La TAV e lo sviluppo insostenibile

 Alcune situazioni ci fanno improvvisamente capire quanto il mondo in cui viviamo sia interconnesso e soprattutto accumunato da dinamiche non troppo diverse tra loro, nonostante le differenze nei contesti, nelle storie e nei casi individuali.

Durante la chiacchierata che mi ha permesso di scrivere questo articolo (https://milanoinmovimento.com/rubriche/mondinmovimento/marocco-possibili-evoluzioni-di-un-movimento), infatti, il mio intervistato, parlandomi delle proteste in Marocco, mi raccontava che una delle motivazioni delle forti tensioni sociali é il modello di sviluppo imposto dal goverrno.

“Intere comunità sono abbandonate a sé stesse nelle zone rurali”, mi diceva, “in situazioni di estrema arretratezza, senza strade, ospedali né scuole, senza occupazione, politiche sociali. Intanto pero’, il governo marocchino in accordo con la Francia ha stretto accordi per la creazione di una linea di treno ad alta velocità….una TAV, capisci?”.

Ed é questa frase che mi ha lasciata a bocca aperta.

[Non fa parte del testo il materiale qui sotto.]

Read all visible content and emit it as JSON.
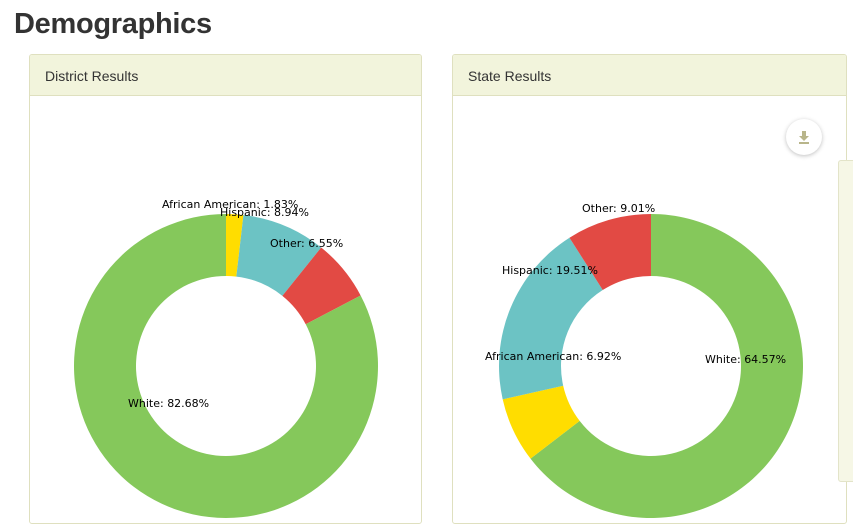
{
  "page": {
    "title": "Demographics"
  },
  "chart_data": [
    {
      "type": "pie",
      "title": "District Results",
      "slices": [
        {
          "name": "African American",
          "value": 1.83,
          "label": "African American: 1.83%",
          "color": "#ffdd00"
        },
        {
          "name": "Hispanic",
          "value": 8.94,
          "label": "Hispanic: 8.94%",
          "color": "#6cc3c4"
        },
        {
          "name": "Other",
          "value": 6.55,
          "label": "Other: 6.55%",
          "color": "#e24a44"
        },
        {
          "name": "White",
          "value": 82.68,
          "label": "White: 82.68%",
          "color": "#85c85b"
        }
      ]
    },
    {
      "type": "pie",
      "title": "State Results",
      "slices": [
        {
          "name": "White",
          "value": 64.57,
          "label": "White: 64.57%",
          "color": "#85c85b"
        },
        {
          "name": "African American",
          "value": 6.92,
          "label": "African American: 6.92%",
          "color": "#ffdd00"
        },
        {
          "name": "Hispanic",
          "value": 19.51,
          "label": "Hispanic: 19.51%",
          "color": "#6cc3c4"
        },
        {
          "name": "Other",
          "value": 9.01,
          "label": "Other: 9.01%",
          "color": "#e24a44"
        }
      ]
    }
  ],
  "icons": {
    "download": "download-icon"
  }
}
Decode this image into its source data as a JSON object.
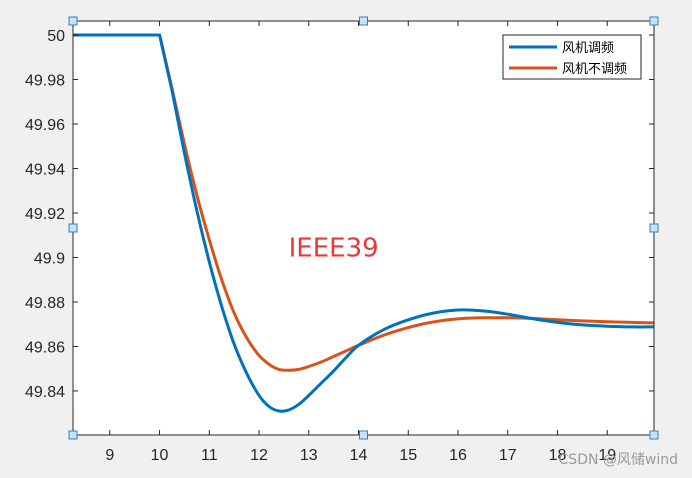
{
  "chart_data": {
    "type": "line",
    "title": "",
    "xlabel": "",
    "ylabel": "",
    "xlim": [
      8.26,
      19.94
    ],
    "ylim": [
      49.8202,
      50.0063
    ],
    "xticks": [
      9,
      10,
      11,
      12,
      13,
      14,
      15,
      16,
      17,
      18,
      19
    ],
    "yticks": [
      49.84,
      49.86,
      49.88,
      49.9,
      49.92,
      49.94,
      49.96,
      49.98,
      50
    ],
    "ytick_labels": [
      "49.84",
      "49.86",
      "49.88",
      "49.9",
      "49.92",
      "49.94",
      "49.96",
      "49.98",
      "50"
    ],
    "grid": false,
    "legend_position": "top-right",
    "annotation": {
      "text": "IEEE39",
      "x": 13.5,
      "y": 49.905,
      "color": "#e8393a"
    },
    "x": [
      8.26,
      10,
      10.25,
      10.5,
      10.75,
      11,
      11.25,
      11.5,
      11.75,
      12,
      12.2,
      12.4,
      12.6,
      12.8,
      13,
      13.25,
      13.5,
      13.75,
      14,
      14.5,
      15,
      15.5,
      16,
      16.5,
      17,
      17.5,
      18,
      18.5,
      19,
      19.5,
      19.94
    ],
    "series": [
      {
        "name": "风机调频",
        "color": "#0072bd",
        "values": [
          50,
          50,
          49.975,
          49.947,
          49.921,
          49.898,
          49.878,
          49.861,
          49.848,
          49.838,
          49.833,
          49.831,
          49.8315,
          49.834,
          49.838,
          49.8435,
          49.849,
          49.855,
          49.8605,
          49.8675,
          49.872,
          49.875,
          49.8764,
          49.876,
          49.8745,
          49.8725,
          49.8708,
          49.8697,
          49.8691,
          49.8688,
          49.8688
        ]
      },
      {
        "name": "风机不调频",
        "color": "#d95319",
        "values": [
          50,
          50,
          49.976,
          49.951,
          49.928,
          49.908,
          49.89,
          49.875,
          49.864,
          49.856,
          49.852,
          49.8497,
          49.8493,
          49.8497,
          49.851,
          49.853,
          49.8555,
          49.858,
          49.8605,
          49.865,
          49.8685,
          49.871,
          49.8724,
          49.8729,
          49.8729,
          49.8726,
          49.872,
          49.8715,
          49.8711,
          49.8708,
          49.8706
        ]
      }
    ]
  },
  "watermark": "CSDN @风储wind"
}
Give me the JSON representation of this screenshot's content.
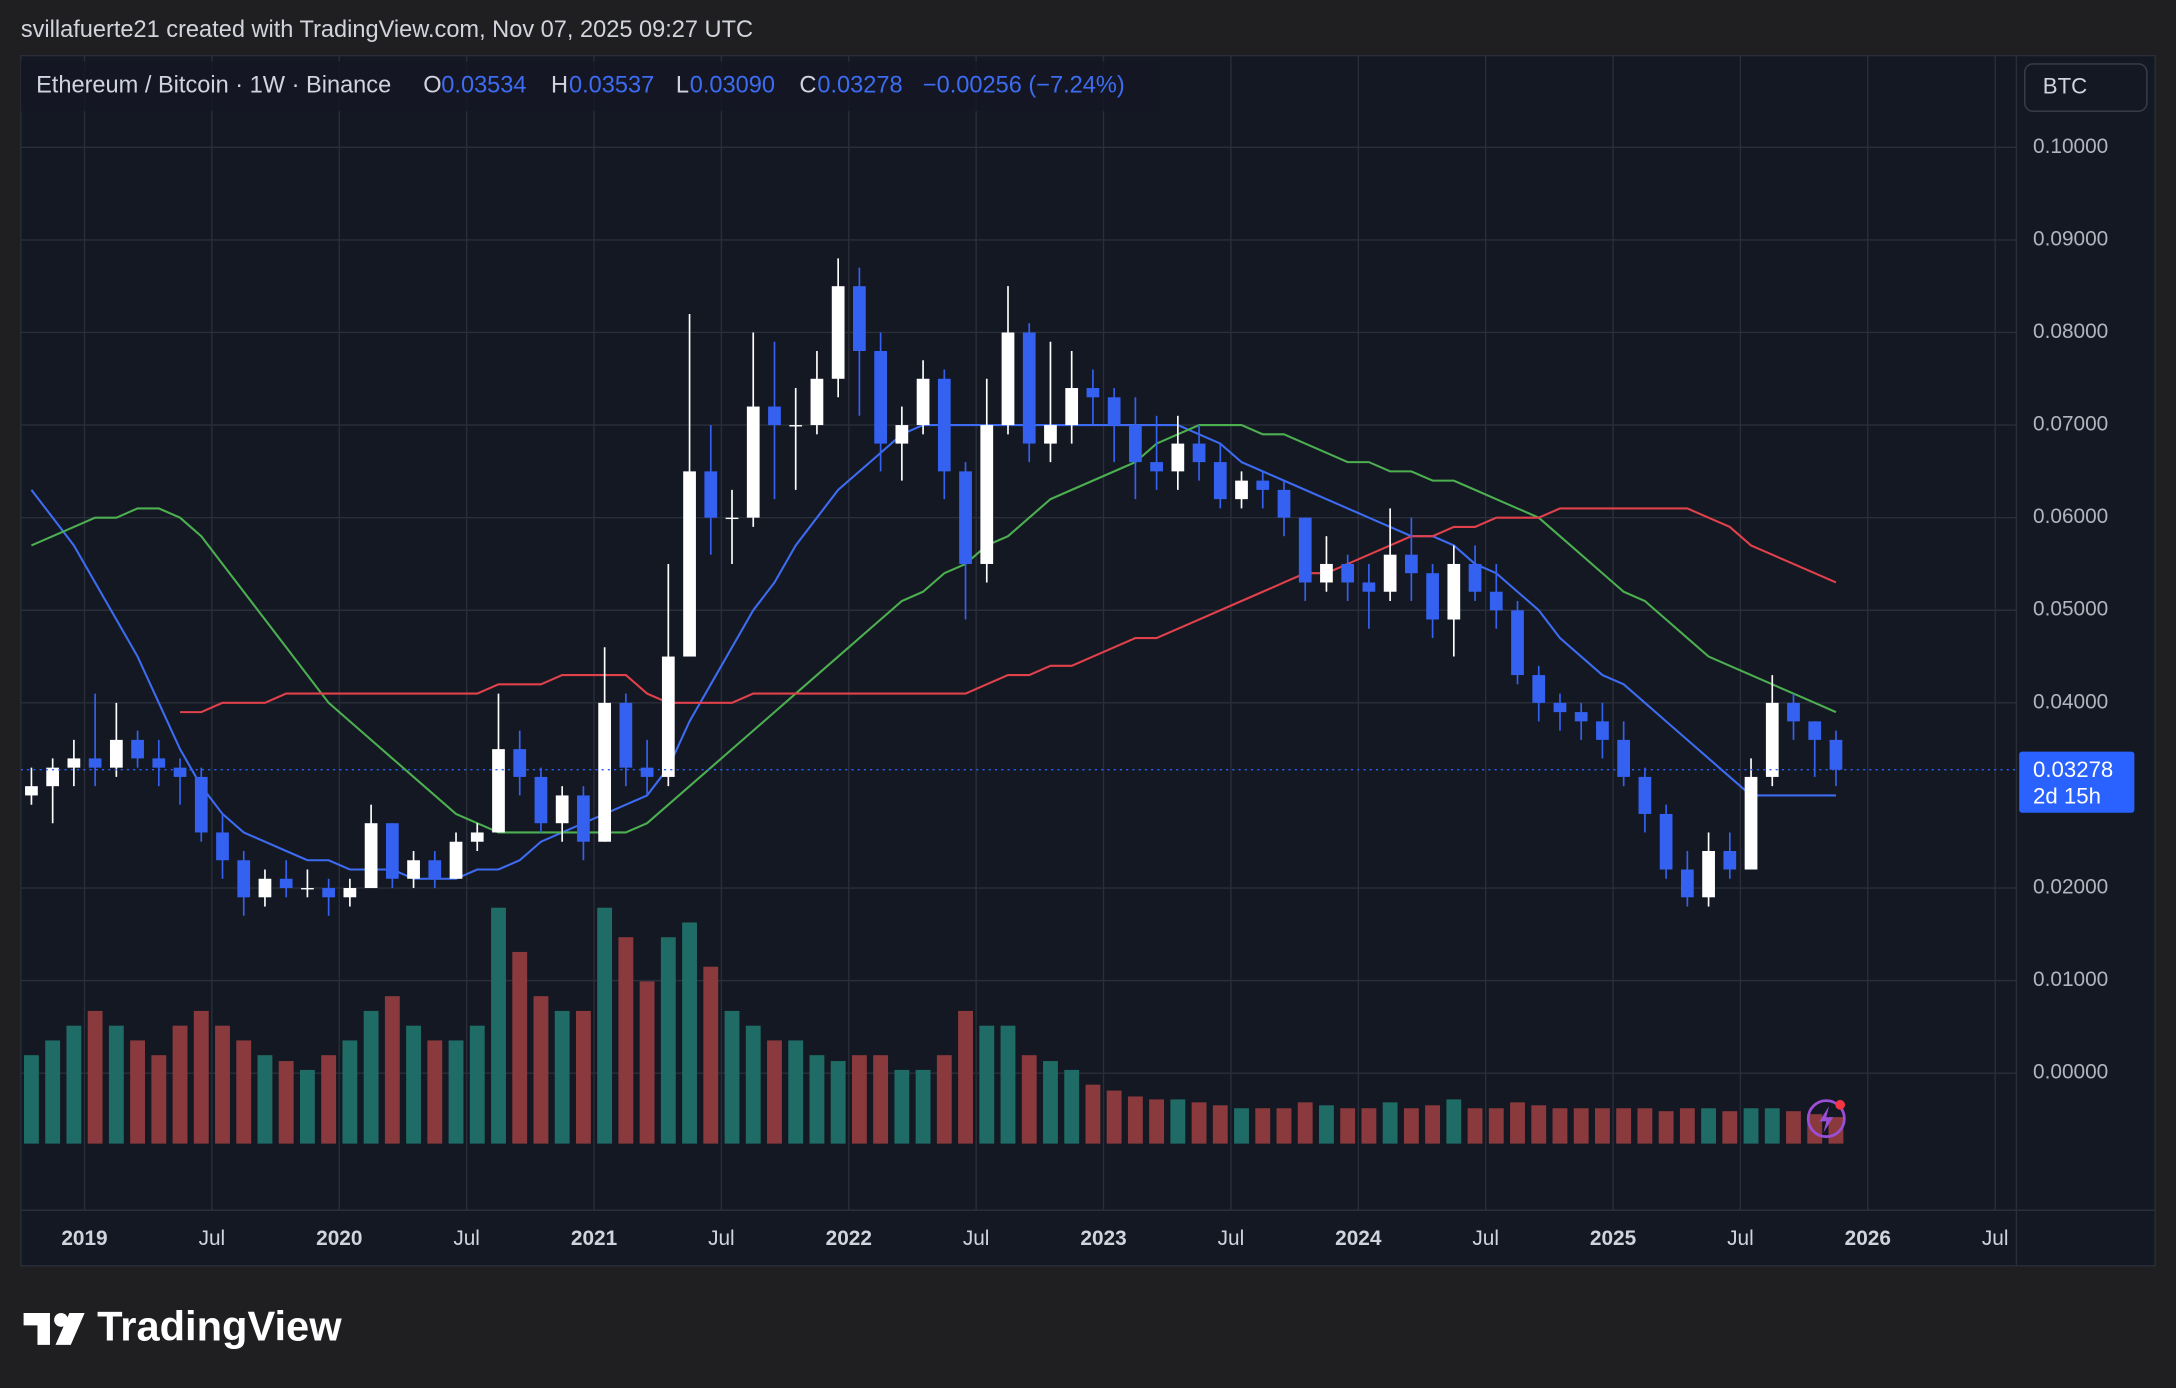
{
  "header": {
    "attribution": "svillafuerte21 created with TradingView.com, Nov 07, 2025 09:27 UTC"
  },
  "branding": "TradingView",
  "chart_data": {
    "type": "candlestick",
    "title": "Ethereum / Bitcoin · 1W · Binance",
    "ohlc_legend": [
      {
        "key": "O",
        "value": "0.03534"
      },
      {
        "key": "H",
        "value": "0.03537"
      },
      {
        "key": "L",
        "value": "0.03090"
      },
      {
        "key": "C",
        "value": "0.03278"
      }
    ],
    "change": "−0.00256 (−7.24%)",
    "currency": "BTC",
    "x": [
      "2018-10",
      "2018-11",
      "2018-12",
      "2019-01",
      "2019-02",
      "2019-03",
      "2019-04",
      "2019-05",
      "2019-06",
      "2019-07",
      "2019-08",
      "2019-09",
      "2019-10",
      "2019-11",
      "2019-12",
      "2020-01",
      "2020-02",
      "2020-03",
      "2020-04",
      "2020-05",
      "2020-06",
      "2020-07",
      "2020-08",
      "2020-09",
      "2020-10",
      "2020-11",
      "2020-12",
      "2021-01",
      "2021-02",
      "2021-03",
      "2021-04",
      "2021-05",
      "2021-06",
      "2021-07",
      "2021-08",
      "2021-09",
      "2021-10",
      "2021-11",
      "2021-12",
      "2022-01",
      "2022-02",
      "2022-03",
      "2022-04",
      "2022-05",
      "2022-06",
      "2022-07",
      "2022-08",
      "2022-09",
      "2022-10",
      "2022-11",
      "2022-12",
      "2023-01",
      "2023-02",
      "2023-03",
      "2023-04",
      "2023-05",
      "2023-06",
      "2023-07",
      "2023-08",
      "2023-09",
      "2023-10",
      "2023-11",
      "2023-12",
      "2024-01",
      "2024-02",
      "2024-03",
      "2024-04",
      "2024-05",
      "2024-06",
      "2024-07",
      "2024-08",
      "2024-09",
      "2024-10",
      "2024-11",
      "2024-12",
      "2025-01",
      "2025-02",
      "2025-03",
      "2025-04",
      "2025-05",
      "2025-06",
      "2025-07",
      "2025-08",
      "2025-09",
      "2025-10",
      "2025-11"
    ],
    "open": [
      0.03,
      0.031,
      0.033,
      0.034,
      0.033,
      0.036,
      0.034,
      0.033,
      0.032,
      0.026,
      0.023,
      0.019,
      0.021,
      0.02,
      0.02,
      0.019,
      0.02,
      0.027,
      0.021,
      0.023,
      0.021,
      0.025,
      0.026,
      0.035,
      0.032,
      0.027,
      0.03,
      0.025,
      0.04,
      0.033,
      0.032,
      0.045,
      0.065,
      0.06,
      0.06,
      0.072,
      0.07,
      0.07,
      0.075,
      0.085,
      0.078,
      0.068,
      0.07,
      0.075,
      0.065,
      0.055,
      0.07,
      0.08,
      0.068,
      0.07,
      0.074,
      0.073,
      0.07,
      0.066,
      0.065,
      0.068,
      0.066,
      0.062,
      0.064,
      0.063,
      0.06,
      0.053,
      0.055,
      0.053,
      0.052,
      0.056,
      0.054,
      0.049,
      0.055,
      0.052,
      0.05,
      0.043,
      0.04,
      0.039,
      0.038,
      0.036,
      0.032,
      0.028,
      0.022,
      0.019,
      0.024,
      0.022,
      0.032,
      0.04,
      0.038,
      0.036
    ],
    "high": [
      0.033,
      0.034,
      0.036,
      0.041,
      0.04,
      0.037,
      0.036,
      0.034,
      0.033,
      0.028,
      0.024,
      0.022,
      0.023,
      0.022,
      0.021,
      0.021,
      0.029,
      0.027,
      0.024,
      0.024,
      0.026,
      0.027,
      0.041,
      0.037,
      0.033,
      0.031,
      0.031,
      0.046,
      0.041,
      0.036,
      0.055,
      0.082,
      0.07,
      0.063,
      0.08,
      0.079,
      0.074,
      0.078,
      0.088,
      0.087,
      0.08,
      0.072,
      0.077,
      0.076,
      0.066,
      0.075,
      0.085,
      0.081,
      0.079,
      0.078,
      0.076,
      0.074,
      0.073,
      0.071,
      0.071,
      0.07,
      0.068,
      0.065,
      0.065,
      0.064,
      0.06,
      0.058,
      0.056,
      0.055,
      0.061,
      0.06,
      0.055,
      0.057,
      0.057,
      0.055,
      0.051,
      0.044,
      0.041,
      0.04,
      0.04,
      0.038,
      0.033,
      0.029,
      0.024,
      0.026,
      0.026,
      0.034,
      0.043,
      0.041,
      0.038,
      0.037
    ],
    "low": [
      0.029,
      0.027,
      0.031,
      0.031,
      0.032,
      0.033,
      0.031,
      0.029,
      0.025,
      0.021,
      0.017,
      0.018,
      0.019,
      0.019,
      0.017,
      0.018,
      0.02,
      0.02,
      0.02,
      0.02,
      0.021,
      0.024,
      0.026,
      0.03,
      0.026,
      0.025,
      0.023,
      0.025,
      0.031,
      0.03,
      0.031,
      0.045,
      0.056,
      0.055,
      0.059,
      0.062,
      0.063,
      0.069,
      0.073,
      0.071,
      0.065,
      0.064,
      0.069,
      0.062,
      0.049,
      0.053,
      0.069,
      0.066,
      0.066,
      0.068,
      0.07,
      0.066,
      0.062,
      0.063,
      0.063,
      0.064,
      0.061,
      0.061,
      0.061,
      0.058,
      0.051,
      0.052,
      0.051,
      0.048,
      0.051,
      0.051,
      0.047,
      0.045,
      0.051,
      0.048,
      0.042,
      0.038,
      0.037,
      0.036,
      0.034,
      0.031,
      0.026,
      0.021,
      0.018,
      0.018,
      0.021,
      0.022,
      0.031,
      0.036,
      0.032,
      0.031
    ],
    "close": [
      0.031,
      0.033,
      0.034,
      0.033,
      0.036,
      0.034,
      0.033,
      0.032,
      0.026,
      0.023,
      0.019,
      0.021,
      0.02,
      0.02,
      0.019,
      0.02,
      0.027,
      0.021,
      0.023,
      0.021,
      0.025,
      0.026,
      0.035,
      0.032,
      0.027,
      0.03,
      0.025,
      0.04,
      0.033,
      0.032,
      0.045,
      0.065,
      0.06,
      0.06,
      0.072,
      0.07,
      0.07,
      0.075,
      0.085,
      0.078,
      0.068,
      0.07,
      0.075,
      0.065,
      0.055,
      0.07,
      0.08,
      0.068,
      0.07,
      0.074,
      0.073,
      0.07,
      0.066,
      0.065,
      0.068,
      0.066,
      0.062,
      0.064,
      0.063,
      0.06,
      0.053,
      0.055,
      0.053,
      0.052,
      0.056,
      0.054,
      0.049,
      0.055,
      0.052,
      0.05,
      0.043,
      0.04,
      0.039,
      0.038,
      0.036,
      0.032,
      0.028,
      0.022,
      0.019,
      0.024,
      0.022,
      0.032,
      0.04,
      0.038,
      0.036,
      0.03278
    ],
    "up_color": "#ffffff",
    "down_color": "#3561f0",
    "series": [
      {
        "color": "#3d6cf2",
        "values": [
          0.063,
          0.06,
          0.057,
          0.053,
          0.049,
          0.045,
          0.04,
          0.035,
          0.031,
          0.028,
          0.026,
          0.025,
          0.024,
          0.023,
          0.023,
          0.022,
          0.022,
          0.022,
          0.021,
          0.021,
          0.021,
          0.022,
          0.022,
          0.023,
          0.025,
          0.026,
          0.027,
          0.028,
          0.029,
          0.03,
          0.033,
          0.038,
          0.042,
          0.046,
          0.05,
          0.053,
          0.057,
          0.06,
          0.063,
          0.065,
          0.067,
          0.069,
          0.07,
          0.07,
          0.07,
          0.07,
          0.07,
          0.07,
          0.07,
          0.07,
          0.07,
          0.07,
          0.07,
          0.07,
          0.07,
          0.069,
          0.068,
          0.066,
          0.065,
          0.064,
          0.063,
          0.062,
          0.061,
          0.06,
          0.059,
          0.058,
          0.058,
          0.057,
          0.055,
          0.054,
          0.052,
          0.05,
          0.047,
          0.045,
          0.043,
          0.042,
          0.04,
          0.038,
          0.036,
          0.034,
          0.032,
          0.03,
          0.03,
          0.03,
          0.03,
          0.03
        ]
      },
      {
        "color": "#4caf50",
        "values": [
          0.057,
          0.058,
          0.059,
          0.06,
          0.06,
          0.061,
          0.061,
          0.06,
          0.058,
          0.055,
          0.052,
          0.049,
          0.046,
          0.043,
          0.04,
          0.038,
          0.036,
          0.034,
          0.032,
          0.03,
          0.028,
          0.027,
          0.026,
          0.026,
          0.026,
          0.026,
          0.026,
          0.026,
          0.026,
          0.027,
          0.029,
          0.031,
          0.033,
          0.035,
          0.037,
          0.039,
          0.041,
          0.043,
          0.045,
          0.047,
          0.049,
          0.051,
          0.052,
          0.054,
          0.055,
          0.057,
          0.058,
          0.06,
          0.062,
          0.063,
          0.064,
          0.065,
          0.066,
          0.068,
          0.069,
          0.07,
          0.07,
          0.07,
          0.069,
          0.069,
          0.068,
          0.067,
          0.066,
          0.066,
          0.065,
          0.065,
          0.064,
          0.064,
          0.063,
          0.062,
          0.061,
          0.06,
          0.058,
          0.056,
          0.054,
          0.052,
          0.051,
          0.049,
          0.047,
          0.045,
          0.044,
          0.043,
          0.042,
          0.041,
          0.04,
          0.039
        ]
      },
      {
        "color": "#e0414b",
        "values": [
          null,
          null,
          null,
          null,
          null,
          null,
          null,
          0.039,
          0.039,
          0.04,
          0.04,
          0.04,
          0.041,
          0.041,
          0.041,
          0.041,
          0.041,
          0.041,
          0.041,
          0.041,
          0.041,
          0.041,
          0.042,
          0.042,
          0.042,
          0.043,
          0.043,
          0.043,
          0.043,
          0.041,
          0.04,
          0.04,
          0.04,
          0.04,
          0.041,
          0.041,
          0.041,
          0.041,
          0.041,
          0.041,
          0.041,
          0.041,
          0.041,
          0.041,
          0.041,
          0.042,
          0.043,
          0.043,
          0.044,
          0.044,
          0.045,
          0.046,
          0.047,
          0.047,
          0.048,
          0.049,
          0.05,
          0.051,
          0.052,
          0.053,
          0.054,
          0.054,
          0.055,
          0.056,
          0.057,
          0.058,
          0.058,
          0.059,
          0.059,
          0.06,
          0.06,
          0.06,
          0.061,
          0.061,
          0.061,
          0.061,
          0.061,
          0.061,
          0.061,
          0.06,
          0.059,
          0.057,
          0.056,
          0.055,
          0.054,
          0.053
        ]
      }
    ],
    "volume": {
      "up_color": "#1f6b66",
      "down_color": "#8a3a3c",
      "values": [
        30,
        35,
        40,
        45,
        40,
        35,
        30,
        40,
        45,
        40,
        35,
        30,
        28,
        25,
        30,
        35,
        45,
        50,
        40,
        35,
        35,
        40,
        80,
        65,
        50,
        45,
        45,
        80,
        70,
        55,
        70,
        75,
        60,
        45,
        40,
        35,
        35,
        30,
        28,
        30,
        30,
        25,
        25,
        30,
        45,
        40,
        40,
        30,
        28,
        25,
        20,
        18,
        16,
        15,
        15,
        14,
        13,
        12,
        12,
        12,
        14,
        13,
        12,
        12,
        14,
        12,
        13,
        15,
        12,
        12,
        14,
        13,
        12,
        12,
        12,
        12,
        12,
        11,
        12,
        12,
        11,
        12,
        12,
        11,
        10,
        9
      ]
    },
    "last_price": {
      "value": 0.03278,
      "label": "0.03278",
      "countdown": "2d 15h",
      "color": "#2962ff"
    },
    "xlim": [
      "2018-10",
      "2026-08"
    ],
    "xticks": [
      {
        "value": "2019-01",
        "label": "2019"
      },
      {
        "value": "2019-07",
        "label": "Jul"
      },
      {
        "value": "2020-01",
        "label": "2020"
      },
      {
        "value": "2020-07",
        "label": "Jul"
      },
      {
        "value": "2021-01",
        "label": "2021"
      },
      {
        "value": "2021-07",
        "label": "Jul"
      },
      {
        "value": "2022-01",
        "label": "2022"
      },
      {
        "value": "2022-07",
        "label": "Jul"
      },
      {
        "value": "2023-01",
        "label": "2023"
      },
      {
        "value": "2023-07",
        "label": "Jul"
      },
      {
        "value": "2024-01",
        "label": "2024"
      },
      {
        "value": "2024-07",
        "label": "Jul"
      },
      {
        "value": "2025-01",
        "label": "2025"
      },
      {
        "value": "2025-07",
        "label": "Jul"
      },
      {
        "value": "2026-01",
        "label": "2026"
      },
      {
        "value": "2026-07",
        "label": "Jul"
      }
    ],
    "ylim": [
      -0.0148,
      0.1099
    ],
    "yticks": [
      {
        "value": 0.1,
        "label": "0.10000"
      },
      {
        "value": 0.09,
        "label": "0.09000"
      },
      {
        "value": 0.08,
        "label": "0.08000"
      },
      {
        "value": 0.07,
        "label": "0.07000"
      },
      {
        "value": 0.06,
        "label": "0.06000"
      },
      {
        "value": 0.05,
        "label": "0.05000"
      },
      {
        "value": 0.04,
        "label": "0.04000"
      },
      {
        "value": 0.02,
        "label": "0.02000"
      },
      {
        "value": 0.01,
        "label": "0.01000"
      },
      {
        "value": 0,
        "label": "0.00000"
      }
    ],
    "grid": true
  }
}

La TAV é un chiaro esempio, peraltro espotarbile e replicabile, di quello sviluppo NON SOSTENIBILE di cui tanto parliamo da anni ma di cui i nostri governi, nazionali ed internazionali, sono ancora, purtroppo, dei sostenitori. Qualche concetto chiave di questo modello di sviluppo:

Velocità: il TAV é veloce. Si deve viaggiare veloce, a tutti i costi. Si deve correre: il tempo, richiesto da quella linea ferroviaria regionale che già c’é, va abbattuto, eliminato, annullato. La velocità é il futuro, il bene. Ad ogni costo. La lentezza é male.

Profitto: la grande opera porta soldi. Per farla (appalti, finanziamenti europei), per mantenerla, per accedervi (pensate a quanto costano i treni veloci, quasi tutti ormai). La mobilità deve avere un prezzo, un costo, si paga. La mobilità e il potersi spostare diventa un privilegio; solo chi ha i soldi per pagare puo’ farlo. I trasporti sono un business: e dunque, via con il lusso, la tecnologia, e fa nulla se la maggior parte della gente non potrà permetterselo. Anzi: togliamo loro anche le più economiche alternative (vedi Eurostar e Frecciarossa).

Mancato rispetto dei bisogni locali a favore di un bisogno “superiore“: l’idea alla base di questo, purtroppo comune, concetto (che é spesso anche alla base dei progetti di sviluppo e di cooperazione) é che non importano i bisogni peculiari delle zone, le esigenze delle popolazioni, le specificità delle aree. Il bene”comune” e assoluto é deciso e imposto da un soggetto terzo, superiore. E che tra l’altro, spesso non fa parte della colunità destinataria dell’intervento.

Assenza di pensiero verso il futuro (sostenibilità): non viene tenuto in considerazione alcun impatto secondario (ambientale) o a lungo termine (economico o sociale) che la grande opera creerà. Si valuta solo il vantaggio immediato, il profitto. Non viene considerato né messo sulla bilancia delle valutazioni alcun altro elemento.

 

Perché parliamo tanto di sviluppo sostenibile allora?

Perché é stato ampliamente dimostrato come questo modello di sviluppo e di “crescita” sia controproducente. Di come crei povertà, disuguaglianza, disperazione, devastazione dei beni comuni a favore dell’arricchimento di pochi.

L’Africa ce lo dimostra, molti paesi occidentali anche…

Addirittura ci sono master e corsi di formazione in “sviluppo partecipativo”.

Ma davanti al profitto, la già nota corta memoria italiana si annulla ancora di più: e coloro che dovrebbero partecipare diventano improvvisamente dei terroristi e dei nemici.

I sostenitori della lotta contro la TAV fanno paura perché hanno ragione, hanno le prove, e rischiano di avere l’appoggio di larghe fasce della popolazione (che già, rispetto ad altri movimenti, hanno). E’ una lotta legittima e giusta, di tutti, anche se parte da una dimensione locale. Per questo fa tanta paura. E per questo é la lotta più importante che abbiamo visto negli ultimi anni.

Avevo 17 anni quando sono andata a Torino, in piazza per un anarchico che si era ucciso in cella. E poi, anche per la sua fidanzata. Sconvolta da qualche cosa di più grande di me, forse troppo brutto per essere compreso dalla ragazzina che ero.

 

Ai tempi si parlava dei “lupi grigi”, o di qualcosa del genere.

Oggi i pezzi, si rimettono insieme come in un puzzle, sulla stessa terra, minacciata e martoriata da un’idea di progresso e di sviluppo che, nonostante gli anni, continua a non voler essere cambiata né ripensata, nonostante la resistenza della sua popolazione.